Morgan Stanley allège sa présence dans le courtage des matières premières, des obligations, des taux, des devises (FICC) et a mis en vente sa division de courtage pétrolier. L'établissement new-yorkais préfère se concentrer sur la gestion de fortune, une activité moins risquée.

«Too big to fail»

Pour éviter une répétition de la crise de 2008 ayant vu les États à travers le monde contraints de recapitaliser leurs banques, les grands argentiers ont durci la règlementation.

Dans le viseur, le fameux «Too big to fail», le nom donné à ces grandes institutions financières dont l'effondrement menacerait le système financier tout entier.

Les règles de Bâle III imposent ainsi aux banques de renforcer leurs fonds propres, à la fois en qualité et en quantité. Ceux-ci doivent être équivalents à 7 % de leurs actifs. Autrement dit, si elles prêtent 100 dollars, 7 dollars de cet argent doivent leur appartenir en propre.

La banque centrale américaine (Fed) et le Conseil de stabilité financière (FSB) veulent aller plus loin.

Le FSB veut forcer les grandes banques mondiales à avoir un matelas de sécurité de 16 à 20 % de leurs actifs (pondérés par le risque) ou TLAC (Total Loss-Absorbing Capacity).

Quant à la Fed, elle envisage de demander aux huit grandes banques américaines un excédent de fonds propres de 1 à 4,5 % en fonction de leur taille (Global Systemically Important Banking organization - GSIB).

La banque centrale pourrait empêcher le versement des dividendes et les rachats d'actions en cas de manquement. La menace pèse déjà sur Bank of America (BofA) et Citigroup, rappelées à l'ordre l'an dernier.

«Nous voulons garder nos bénéfices stables et continuer à verser des dividendes et à racheter nos propres actions», explique à l'AFP un porte-parole de JPMorgan.

«Nous réduisons nos investissements et allons par conséquent céder des actifs», indique BofA dans son rapport annuel 2014, tandis que Citigroup évoque, elle, des «incertitudes».

«Opportunités»

Les banques américaines se voient aussi interdites de conduire des activités sur les marchés pour leur propre compte (Volcker rule).
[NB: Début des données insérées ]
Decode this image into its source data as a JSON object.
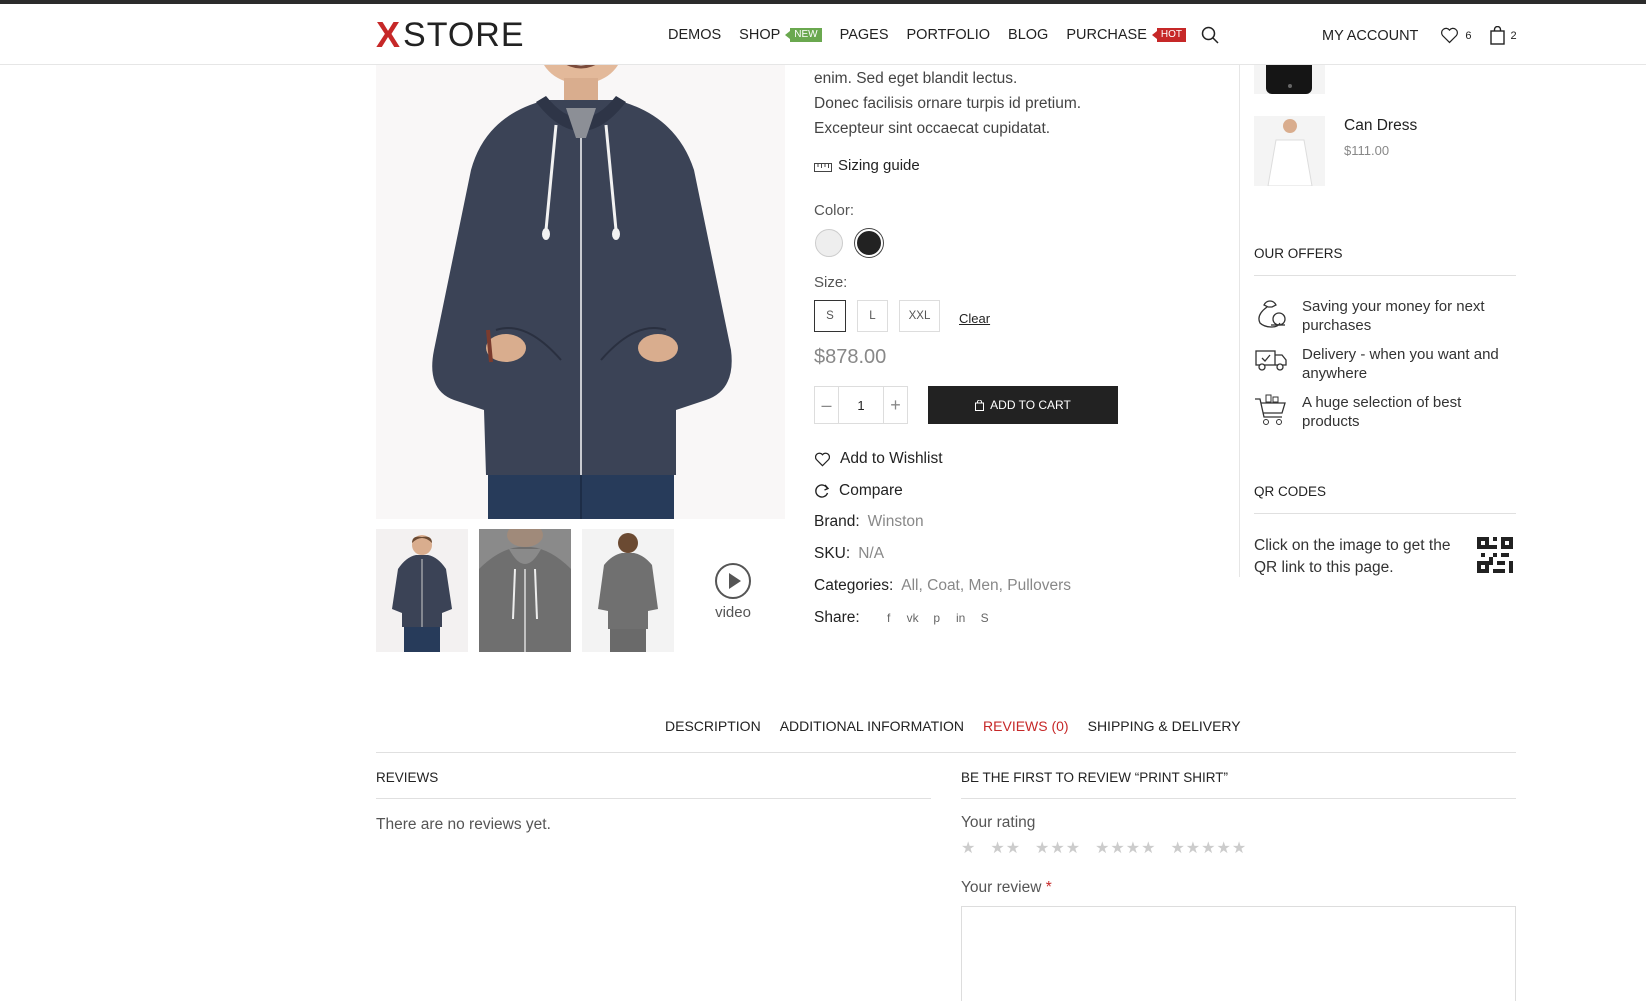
{
  "header": {
    "logo_x": "X",
    "logo_text": "STORE",
    "nav": [
      {
        "label": "Demos",
        "badge": null
      },
      {
        "label": "Shop",
        "badge": "NEW"
      },
      {
        "label": "Pages",
        "badge": null
      },
      {
        "label": "Portfolio",
        "badge": null
      },
      {
        "label": "Blog",
        "badge": null
      },
      {
        "label": "Purchase",
        "badge": "HOT"
      }
    ],
    "account_label": "MY ACCOUNT",
    "wishlist_count": "6",
    "cart_count": "2"
  },
  "product": {
    "desc_lines": [
      "enim. Sed eget blandit lectus.",
      "Donec facilisis ornare turpis id pretium.",
      "Excepteur sint occaecat cupidatat."
    ],
    "sizing_guide": "Sizing guide",
    "color_label": "Color:",
    "colors": [
      "#eeeeee",
      "#222222"
    ],
    "size_label": "Size:",
    "sizes": [
      "S",
      "L",
      "XXL"
    ],
    "clear_label": "Clear",
    "price": "$878.00",
    "qty": "1",
    "add_to_cart": "ADD TO CART",
    "wishlist": "Add to Wishlist",
    "compare": "Compare",
    "brand_label": "Brand:",
    "brand": "Winston",
    "sku_label": "SKU:",
    "sku": "N/A",
    "categories_label": "Categories:",
    "categories": [
      "All",
      "Coat",
      "Men",
      "Pullovers"
    ],
    "share_label": "Share:",
    "video_label": "video"
  },
  "sidebar": {
    "product_name": "Can Dress",
    "product_price": "$111.00",
    "offers_title": "OUR OFFERS",
    "offers": [
      "Saving your money for next purchases",
      "Delivery - when you want and anywhere",
      "A huge selection of best products"
    ],
    "qr_title": "QR CODES",
    "qr_text": "Click on the image to get the QR link to this page."
  },
  "tabs": [
    "DESCRIPTION",
    "ADDITIONAL INFORMATION",
    "REVIEWS (0)",
    "SHIPPING & DELIVERY"
  ],
  "reviews": {
    "title": "REVIEWS",
    "empty": "There are no reviews yet.",
    "form_title": "BE THE FIRST TO REVIEW “PRINT SHIRT”",
    "rating_label": "Your rating",
    "review_label": "Your review",
    "required_mark": "*"
  },
  "colors": {
    "accent": "#c62828",
    "new_badge": "#6aa84f",
    "button": "#222222"
  }
}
L'idée est de les empêcher de parier leurs fonds propres sur des positions de marché très coûteuses si elles tournent mal, comme l'a illustré l'affaire Kerviel chez Société Générale.

«Je ne pense pas que tout cet arsenal règlementaire va résoudre le ''Too big to fail''», estime l'ex-banquier reconverti analyste chez Kroll Bond Rating Chris Whalen, dénonçant l'«obsession» des grands argentiers pour les fonds propres.
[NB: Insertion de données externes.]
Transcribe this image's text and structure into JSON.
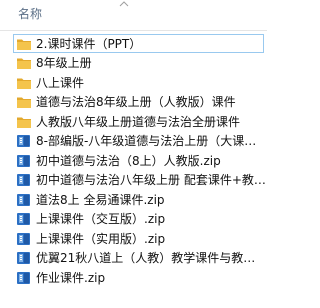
{
  "header": {
    "name_column": "名称"
  },
  "colors": {
    "folder": "#f4c44c",
    "folder_dark": "#e3a92e",
    "zip_blue": "#2b6fc4",
    "header_text": "#5a6e86",
    "selection_border": "#99c9ef"
  },
  "files": [
    {
      "name": "2.课时课件（PPT）",
      "type": "folder",
      "icon": "folder-icon",
      "selected": true
    },
    {
      "name": "8年级上册",
      "type": "folder",
      "icon": "folder-icon"
    },
    {
      "name": "八上课件",
      "type": "folder",
      "icon": "folder-icon"
    },
    {
      "name": "道德与法治8年级上册（人教版）课件",
      "type": "folder",
      "icon": "folder-icon"
    },
    {
      "name": "人教版八年级上册道德与法治全册课件",
      "type": "folder",
      "icon": "folder-icon"
    },
    {
      "name": "8-部编版-八年级道德与法治上册（大课…",
      "type": "zip",
      "icon": "zip-archive-icon"
    },
    {
      "name": "初中道德与法治（8上）人教版.zip",
      "type": "zip",
      "icon": "zip-archive-icon"
    },
    {
      "name": "初中道德与法治八年级上册 配套课件+教…",
      "type": "zip",
      "icon": "zip-archive-icon"
    },
    {
      "name": "道法8上 全易通课件.zip",
      "type": "zip",
      "icon": "zip-archive-icon"
    },
    {
      "name": "上课课件（交互版）.zip",
      "type": "zip",
      "icon": "zip-archive-icon"
    },
    {
      "name": "上课课件（实用版）.zip",
      "type": "zip",
      "icon": "zip-archive-icon"
    },
    {
      "name": "优翼21秋八道上（人教）教学课件与教…",
      "type": "zip",
      "icon": "zip-archive-icon"
    },
    {
      "name": "作业课件.zip",
      "type": "zip",
      "icon": "zip-archive-icon"
    }
  ]
}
Richard Bove chez Rafferty estime qu'en voulant trop contraindre les grandes banques, les régulateurs ont fini par leur donner un avantage concurrentiel face aux établissements de taille moyenne.

«Les grandes banques ont de gros profits et peuvent puiser dedans pour recruter le personnel compétent, s'équiper des technologies adéquates et mobiliser les ressources nécessaires», observe l'analyste.
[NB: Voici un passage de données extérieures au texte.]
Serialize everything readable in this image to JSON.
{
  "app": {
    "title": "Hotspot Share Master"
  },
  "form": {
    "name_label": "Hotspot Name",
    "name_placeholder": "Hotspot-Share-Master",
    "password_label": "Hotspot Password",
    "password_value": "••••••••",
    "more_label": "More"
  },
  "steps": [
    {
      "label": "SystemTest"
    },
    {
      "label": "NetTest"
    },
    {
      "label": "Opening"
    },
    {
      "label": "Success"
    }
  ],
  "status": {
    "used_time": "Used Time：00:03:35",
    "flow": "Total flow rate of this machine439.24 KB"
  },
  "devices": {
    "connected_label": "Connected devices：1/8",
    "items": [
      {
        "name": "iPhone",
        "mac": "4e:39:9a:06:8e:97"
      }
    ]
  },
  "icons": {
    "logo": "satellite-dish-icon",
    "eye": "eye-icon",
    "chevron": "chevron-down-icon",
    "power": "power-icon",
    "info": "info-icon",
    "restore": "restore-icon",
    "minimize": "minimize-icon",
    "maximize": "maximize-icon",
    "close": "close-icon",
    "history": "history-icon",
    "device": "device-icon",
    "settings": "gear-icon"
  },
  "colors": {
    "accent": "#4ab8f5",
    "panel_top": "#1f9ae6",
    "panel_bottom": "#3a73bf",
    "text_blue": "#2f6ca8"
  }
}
Le régulateur des services financiers de New York Benjamin Lawsky reconnaît lui-même cette distorsion concurrentielle laissant le champ libre aux grandes banques dans certaines activités au détriment des petites.

Lors d'une intervention à l'université Columbia de New York le 25 février, il a livré le témoignage d'un patron d'une de ces petites institutions venu lui raconter ses difficultés face à cette «bulle régulative», qui monopolise des ressources humaines importantes au détriment de l'activité traditionnelle de banque. «Il va falloir ajuster», a-t-il conclu.